Ashurst’s hopes of stabilising its European practice have been dealt a body blow with Gibson, Dunn & Crutcher today (8 June) recruiting a four-partner team from its Paris arm. The move – which comes just months after a five-partner corporate team quit Ashurst’s Paris outpost for Freshfields Bruckhaus Deringer  – sees a team led by litigation and restructuring partner Jean-Pierre Farges decamp to the US-based giant.

The new team will launch a French litigation and finance practice for Gibson Dunn. Farges is joined by fellow disputes partners Pierre-Emmanuel Fender and Eric Bouffard, corporate partner Bertrand Delaunay and finance counsel Amanda Bevan. The move leaves Ashurst with 10 partners in the French capital.

Ashurst’s French practice had billed roughly £25m in recent years, a figure that looks set to be substantially depleted by this year’s run of departures. The team that quit for Freshfields in February was believed to control around £8m a year in business.

Following the Freshfields exits, Ashurst recruited Linklaters’ leveraged finance senior associate Pierre Roux in Paris, promoting him to partner.

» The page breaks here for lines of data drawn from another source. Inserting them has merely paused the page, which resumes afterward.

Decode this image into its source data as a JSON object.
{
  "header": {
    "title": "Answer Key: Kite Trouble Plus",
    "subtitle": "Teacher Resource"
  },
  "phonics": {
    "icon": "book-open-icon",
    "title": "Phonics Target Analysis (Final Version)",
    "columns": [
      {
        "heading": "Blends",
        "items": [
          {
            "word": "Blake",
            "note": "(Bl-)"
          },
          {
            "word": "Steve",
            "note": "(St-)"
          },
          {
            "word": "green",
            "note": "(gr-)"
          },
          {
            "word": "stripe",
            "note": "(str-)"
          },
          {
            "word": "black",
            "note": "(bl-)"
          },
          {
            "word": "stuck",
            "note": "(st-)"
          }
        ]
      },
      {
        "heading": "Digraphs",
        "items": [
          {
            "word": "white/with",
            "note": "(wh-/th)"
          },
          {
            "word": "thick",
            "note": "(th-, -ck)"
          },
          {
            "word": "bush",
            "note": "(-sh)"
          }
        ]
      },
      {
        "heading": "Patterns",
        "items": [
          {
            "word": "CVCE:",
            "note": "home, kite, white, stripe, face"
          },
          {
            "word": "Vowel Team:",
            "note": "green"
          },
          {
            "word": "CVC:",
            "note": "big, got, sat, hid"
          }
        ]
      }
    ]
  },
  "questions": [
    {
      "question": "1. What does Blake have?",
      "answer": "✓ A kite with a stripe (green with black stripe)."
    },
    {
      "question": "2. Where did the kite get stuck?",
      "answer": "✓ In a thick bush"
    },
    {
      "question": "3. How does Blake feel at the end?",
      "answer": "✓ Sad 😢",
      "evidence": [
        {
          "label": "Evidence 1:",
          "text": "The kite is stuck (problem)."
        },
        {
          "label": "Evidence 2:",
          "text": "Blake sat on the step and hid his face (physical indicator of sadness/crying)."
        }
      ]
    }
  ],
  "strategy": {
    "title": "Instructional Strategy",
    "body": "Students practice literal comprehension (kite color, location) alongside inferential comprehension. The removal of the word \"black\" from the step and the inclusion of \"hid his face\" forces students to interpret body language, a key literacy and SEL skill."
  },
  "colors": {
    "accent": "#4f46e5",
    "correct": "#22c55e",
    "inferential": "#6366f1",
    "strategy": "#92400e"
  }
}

Paris-based employment lawyer Nataline Fleury was also made up to partner in the firm’s promotion round this year. The departures come after a troubled period for Ashurst, which has been hit by internal discord and falling profits after a punishing 2015/16 financial year.

Ashurst managing partner Paul Jenkins told Legal Business that the firm is currently in the process of appointing another lateral to the office: ‘We are in the middle of a rebuild process for the office. This move has been expected for some time and we still have a very strong office led by Philippe None, who has been actively out in the market helping me with this process. We’ve already hired Pierre Roux from Linklaters and we’ve also brought through an internal candidate, with another announcement to be made shortly.’

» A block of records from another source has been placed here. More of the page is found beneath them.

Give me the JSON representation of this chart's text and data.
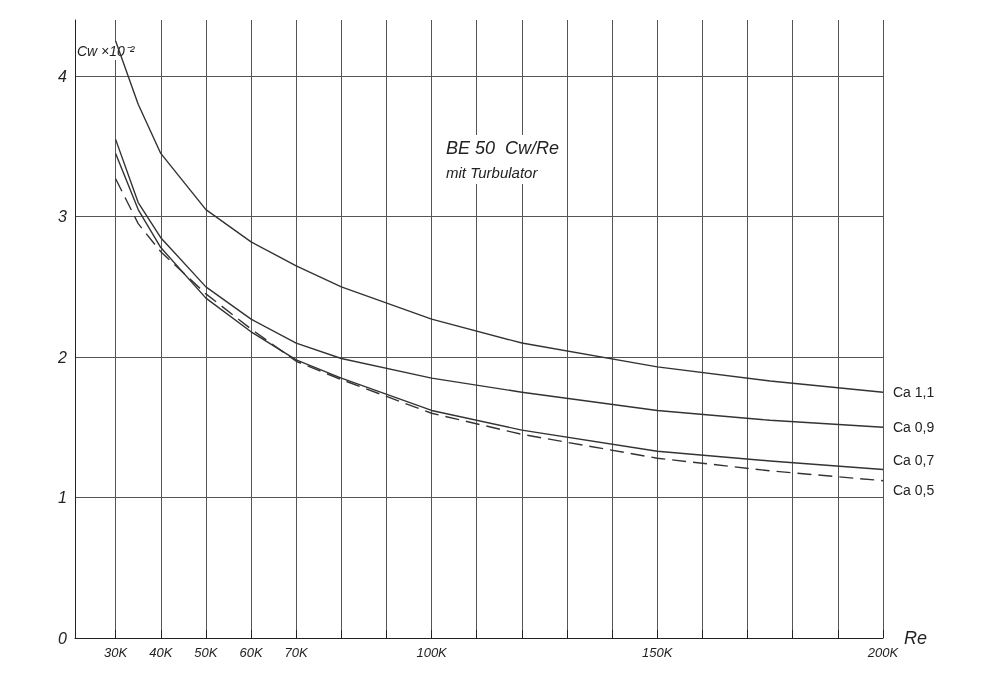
{
  "chart_data": {
    "type": "line",
    "title": "BE 50  Cw/Re",
    "subtitle": "mit Turbulator",
    "xlabel": "Re",
    "ylabel": "Cw ×10⁻²",
    "xlim": [
      21000,
      200000
    ],
    "xticks": [
      {
        "value": 30000,
        "label": "30K"
      },
      {
        "value": 40000,
        "label": "40K"
      },
      {
        "value": 50000,
        "label": "50K"
      },
      {
        "value": 60000,
        "label": "60K"
      },
      {
        "value": 70000,
        "label": "70K"
      },
      {
        "value": 80000,
        "label": null
      },
      {
        "value": 90000,
        "label": null
      },
      {
        "value": 100000,
        "label": "100K"
      },
      {
        "value": 110000,
        "label": null
      },
      {
        "value": 120000,
        "label": null
      },
      {
        "value": 130000,
        "label": null
      },
      {
        "value": 140000,
        "label": null
      },
      {
        "value": 150000,
        "label": "150K"
      },
      {
        "value": 160000,
        "label": null
      },
      {
        "value": 170000,
        "label": null
      },
      {
        "value": 180000,
        "label": null
      },
      {
        "value": 190000,
        "label": null
      },
      {
        "value": 200000,
        "label": "200K"
      }
    ],
    "ylim": [
      0,
      4.4
    ],
    "yticks": [
      0,
      1,
      2,
      3,
      4
    ],
    "grid": true,
    "legend": false,
    "marker": "none",
    "x": [
      30000,
      35000,
      40000,
      50000,
      60000,
      70000,
      80000,
      100000,
      120000,
      150000,
      175000,
      200000
    ],
    "series": [
      {
        "name": "Ca 1,1",
        "color": "#333333",
        "line_style": "solid",
        "values": [
          4.25,
          3.8,
          3.45,
          3.05,
          2.82,
          2.65,
          2.5,
          2.27,
          2.1,
          1.93,
          1.83,
          1.75
        ]
      },
      {
        "name": "Ca 0,9",
        "color": "#333333",
        "line_style": "solid",
        "values": [
          3.55,
          3.1,
          2.85,
          2.5,
          2.27,
          2.1,
          1.99,
          1.85,
          1.75,
          1.62,
          1.55,
          1.5
        ]
      },
      {
        "name": "Ca 0,7",
        "color": "#333333",
        "line_style": "solid",
        "values": [
          3.45,
          3.05,
          2.78,
          2.42,
          2.18,
          1.98,
          1.85,
          1.62,
          1.48,
          1.33,
          1.26,
          1.2
        ]
      },
      {
        "name": "Ca 0,5",
        "color": "#333333",
        "line_style": "dashed",
        "values": [
          3.27,
          2.95,
          2.75,
          2.45,
          2.2,
          1.97,
          1.84,
          1.6,
          1.45,
          1.28,
          1.19,
          1.12
        ]
      }
    ]
  }
}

Gibson Dunn in January added a four-lawyer French team from Allen & Overy led by partner Ahmed Baladi, who advises information technology, outsourcing, data privacy and cybersecurity.

Gibson Dunn chair and managing partner Ken Doran said the latest team recruitment was a ‘transformational step in the development of our Paris office by adding strong litigation, arbitration, restructuring and finance capabilities.’

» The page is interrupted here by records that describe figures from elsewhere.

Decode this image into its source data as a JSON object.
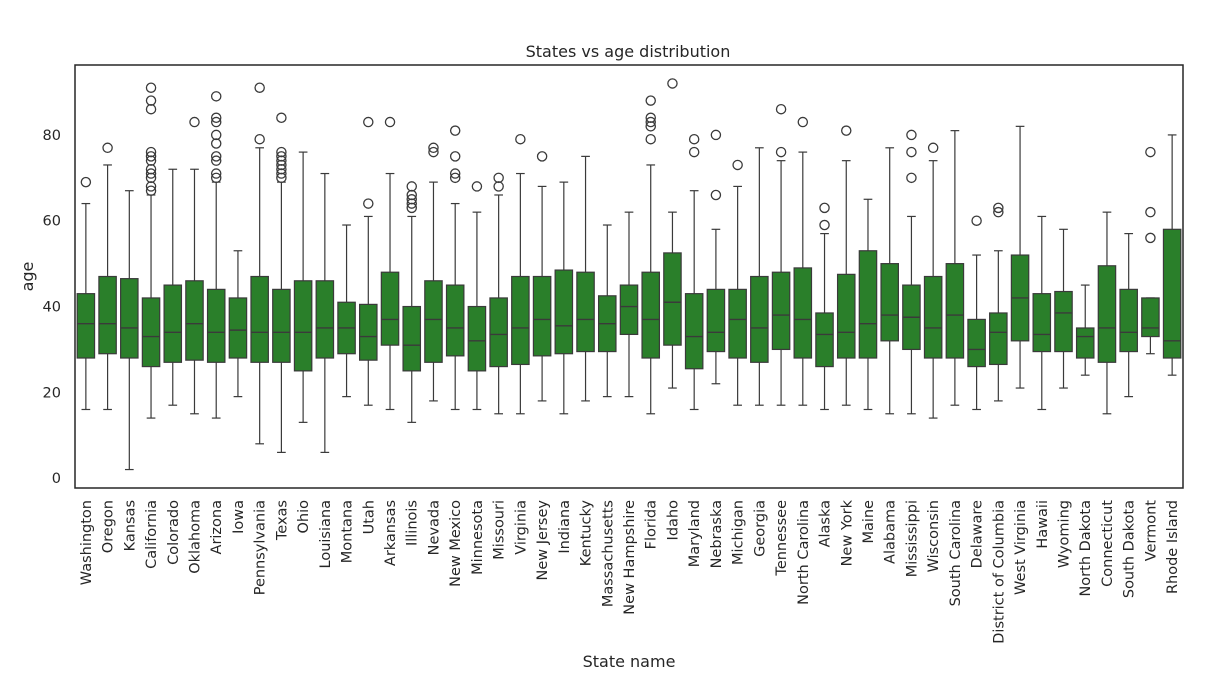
{
  "chart_data": {
    "type": "box",
    "title": "States vs age distribution",
    "xlabel": "State name",
    "ylabel": "age",
    "ylim": [
      -2.3,
      96.3
    ],
    "yticks": [
      0,
      20,
      40,
      60,
      80
    ],
    "grid": false,
    "legend": "none",
    "colors": {
      "box_fill": "#2a7f2a",
      "line": "#3a3a3a",
      "frame": "#262626"
    },
    "categories": [
      "Washington",
      "Oregon",
      "Kansas",
      "California",
      "Colorado",
      "Oklahoma",
      "Arizona",
      "Iowa",
      "Pennsylvania",
      "Texas",
      "Ohio",
      "Louisiana",
      "Montana",
      "Utah",
      "Arkansas",
      "Illinois",
      "Nevada",
      "New Mexico",
      "Minnesota",
      "Missouri",
      "Virginia",
      "New Jersey",
      "Indiana",
      "Kentucky",
      "Massachusetts",
      "New Hampshire",
      "Florida",
      "Idaho",
      "Maryland",
      "Nebraska",
      "Michigan",
      "Georgia",
      "Tennessee",
      "North Carolina",
      "Alaska",
      "New York",
      "Maine",
      "Alabama",
      "Mississippi",
      "Wisconsin",
      "South Carolina",
      "Delaware",
      "District of Columbia",
      "West Virginia",
      "Hawaii",
      "Wyoming",
      "North Dakota",
      "Connecticut",
      "South Dakota",
      "Vermont",
      "Rhode Island"
    ],
    "boxes": [
      {
        "whislo": 16,
        "q1": 28,
        "med": 36,
        "q3": 43,
        "whishi": 64,
        "fliers": [
          69
        ]
      },
      {
        "whislo": 16,
        "q1": 29,
        "med": 36,
        "q3": 47,
        "whishi": 73,
        "fliers": [
          77
        ]
      },
      {
        "whislo": 2,
        "q1": 28,
        "med": 35,
        "q3": 46.5,
        "whishi": 67,
        "fliers": []
      },
      {
        "whislo": 14,
        "q1": 26,
        "med": 33,
        "q3": 42,
        "whishi": 66,
        "fliers": [
          67,
          68,
          70,
          71,
          72,
          74,
          75,
          76,
          86,
          88,
          91
        ]
      },
      {
        "whislo": 17,
        "q1": 27,
        "med": 34,
        "q3": 45,
        "whishi": 72,
        "fliers": []
      },
      {
        "whislo": 15,
        "q1": 27.5,
        "med": 36,
        "q3": 46,
        "whishi": 72,
        "fliers": [
          83
        ]
      },
      {
        "whislo": 14,
        "q1": 27,
        "med": 34,
        "q3": 44,
        "whishi": 69,
        "fliers": [
          70,
          71,
          74,
          75,
          78,
          80,
          83,
          84,
          89
        ]
      },
      {
        "whislo": 19,
        "q1": 28,
        "med": 34.5,
        "q3": 42,
        "whishi": 53,
        "fliers": []
      },
      {
        "whislo": 8,
        "q1": 27,
        "med": 34,
        "q3": 47,
        "whishi": 77,
        "fliers": [
          79,
          91
        ]
      },
      {
        "whislo": 6,
        "q1": 27,
        "med": 34,
        "q3": 44,
        "whishi": 69,
        "fliers": [
          70,
          71,
          72,
          73,
          74,
          75,
          76,
          84
        ]
      },
      {
        "whislo": 13,
        "q1": 25,
        "med": 34,
        "q3": 46,
        "whishi": 76,
        "fliers": []
      },
      {
        "whislo": 6,
        "q1": 28,
        "med": 35,
        "q3": 46,
        "whishi": 71,
        "fliers": []
      },
      {
        "whislo": 19,
        "q1": 29,
        "med": 35,
        "q3": 41,
        "whishi": 59,
        "fliers": []
      },
      {
        "whislo": 17,
        "q1": 27.5,
        "med": 33,
        "q3": 40.5,
        "whishi": 61,
        "fliers": [
          64,
          83
        ]
      },
      {
        "whislo": 16,
        "q1": 31,
        "med": 37,
        "q3": 48,
        "whishi": 71,
        "fliers": [
          83
        ]
      },
      {
        "whislo": 13,
        "q1": 25,
        "med": 31,
        "q3": 40,
        "whishi": 61,
        "fliers": [
          63,
          64,
          65,
          66,
          68
        ]
      },
      {
        "whislo": 18,
        "q1": 27,
        "med": 37,
        "q3": 46,
        "whishi": 69,
        "fliers": [
          76,
          77
        ]
      },
      {
        "whislo": 16,
        "q1": 28.5,
        "med": 35,
        "q3": 45,
        "whishi": 64,
        "fliers": [
          70,
          71,
          75,
          81
        ]
      },
      {
        "whislo": 16,
        "q1": 25,
        "med": 32,
        "q3": 40,
        "whishi": 62,
        "fliers": [
          68
        ]
      },
      {
        "whislo": 15,
        "q1": 26,
        "med": 33.5,
        "q3": 42,
        "whishi": 66,
        "fliers": [
          68,
          70
        ]
      },
      {
        "whislo": 15,
        "q1": 26.5,
        "med": 35,
        "q3": 47,
        "whishi": 71,
        "fliers": [
          79
        ]
      },
      {
        "whislo": 18,
        "q1": 28.5,
        "med": 37,
        "q3": 47,
        "whishi": 68,
        "fliers": [
          75
        ]
      },
      {
        "whislo": 15,
        "q1": 29,
        "med": 35.5,
        "q3": 48.5,
        "whishi": 69,
        "fliers": []
      },
      {
        "whislo": 18,
        "q1": 29.5,
        "med": 37,
        "q3": 48,
        "whishi": 75,
        "fliers": []
      },
      {
        "whislo": 19,
        "q1": 29.5,
        "med": 36,
        "q3": 42.5,
        "whishi": 59,
        "fliers": []
      },
      {
        "whislo": 19,
        "q1": 33.5,
        "med": 40,
        "q3": 45,
        "whishi": 62,
        "fliers": []
      },
      {
        "whislo": 15,
        "q1": 28,
        "med": 37,
        "q3": 48,
        "whishi": 73,
        "fliers": [
          79,
          82,
          83,
          84,
          88
        ]
      },
      {
        "whislo": 21,
        "q1": 31,
        "med": 41,
        "q3": 52.5,
        "whishi": 62,
        "fliers": [
          92
        ]
      },
      {
        "whislo": 16,
        "q1": 25.5,
        "med": 33,
        "q3": 43,
        "whishi": 67,
        "fliers": [
          76,
          79
        ]
      },
      {
        "whislo": 22,
        "q1": 29.5,
        "med": 34,
        "q3": 44,
        "whishi": 58,
        "fliers": [
          66,
          80
        ]
      },
      {
        "whislo": 17,
        "q1": 28,
        "med": 37,
        "q3": 44,
        "whishi": 68,
        "fliers": [
          73
        ]
      },
      {
        "whislo": 17,
        "q1": 27,
        "med": 35,
        "q3": 47,
        "whishi": 77,
        "fliers": []
      },
      {
        "whislo": 17,
        "q1": 30,
        "med": 38,
        "q3": 48,
        "whishi": 74,
        "fliers": [
          76,
          86
        ]
      },
      {
        "whislo": 17,
        "q1": 28,
        "med": 37,
        "q3": 49,
        "whishi": 76,
        "fliers": [
          83
        ]
      },
      {
        "whislo": 16,
        "q1": 26,
        "med": 33.5,
        "q3": 38.5,
        "whishi": 57,
        "fliers": [
          59,
          63
        ]
      },
      {
        "whislo": 17,
        "q1": 28,
        "med": 34,
        "q3": 47.5,
        "whishi": 74,
        "fliers": [
          81
        ]
      },
      {
        "whislo": 16,
        "q1": 28,
        "med": 36,
        "q3": 53,
        "whishi": 65,
        "fliers": []
      },
      {
        "whislo": 15,
        "q1": 32,
        "med": 38,
        "q3": 50,
        "whishi": 77,
        "fliers": []
      },
      {
        "whislo": 15,
        "q1": 30,
        "med": 37.5,
        "q3": 45,
        "whishi": 61,
        "fliers": [
          70,
          76,
          80
        ]
      },
      {
        "whislo": 14,
        "q1": 28,
        "med": 35,
        "q3": 47,
        "whishi": 74,
        "fliers": [
          77
        ]
      },
      {
        "whislo": 17,
        "q1": 28,
        "med": 38,
        "q3": 50,
        "whishi": 81,
        "fliers": []
      },
      {
        "whislo": 16,
        "q1": 26,
        "med": 30,
        "q3": 37,
        "whishi": 52,
        "fliers": [
          60
        ]
      },
      {
        "whislo": 18,
        "q1": 26.5,
        "med": 34,
        "q3": 38.5,
        "whishi": 53,
        "fliers": [
          62,
          63
        ]
      },
      {
        "whislo": 21,
        "q1": 32,
        "med": 42,
        "q3": 52,
        "whishi": 82,
        "fliers": []
      },
      {
        "whislo": 16,
        "q1": 29.5,
        "med": 33.5,
        "q3": 43,
        "whishi": 61,
        "fliers": []
      },
      {
        "whislo": 21,
        "q1": 29.5,
        "med": 38.5,
        "q3": 43.5,
        "whishi": 58,
        "fliers": []
      },
      {
        "whislo": 24,
        "q1": 28,
        "med": 33,
        "q3": 35,
        "whishi": 45,
        "fliers": []
      },
      {
        "whislo": 15,
        "q1": 27,
        "med": 35,
        "q3": 49.5,
        "whishi": 62,
        "fliers": []
      },
      {
        "whislo": 19,
        "q1": 29.5,
        "med": 34,
        "q3": 44,
        "whishi": 57,
        "fliers": []
      },
      {
        "whislo": 29,
        "q1": 33,
        "med": 35,
        "q3": 42,
        "whishi": 42,
        "fliers": [
          56,
          62,
          76
        ]
      },
      {
        "whislo": 24,
        "q1": 28,
        "med": 32,
        "q3": 58,
        "whishi": 80,
        "fliers": []
      }
    ]
  }
}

Gibson Dunn Paris head Bernard Grinspan commented: ‘For about six years we’ve been looking to expand in litigation because that is our main strength in the US. We spoke to quite a few teams, we seriously spoke to three or four, and this was far the best. They’re very good, they have the added interest of wanting to combine restructuring and litigation, and they also have a superb finance lawyer [in] Amanda. We’re killing two birds with one stone.’

The top 20 US law firm also opened its Frankfurt office in June last year with the hire of corporate partners Dirk Oberbracht and Wilhelm Reinhardt from Latham & Watkins.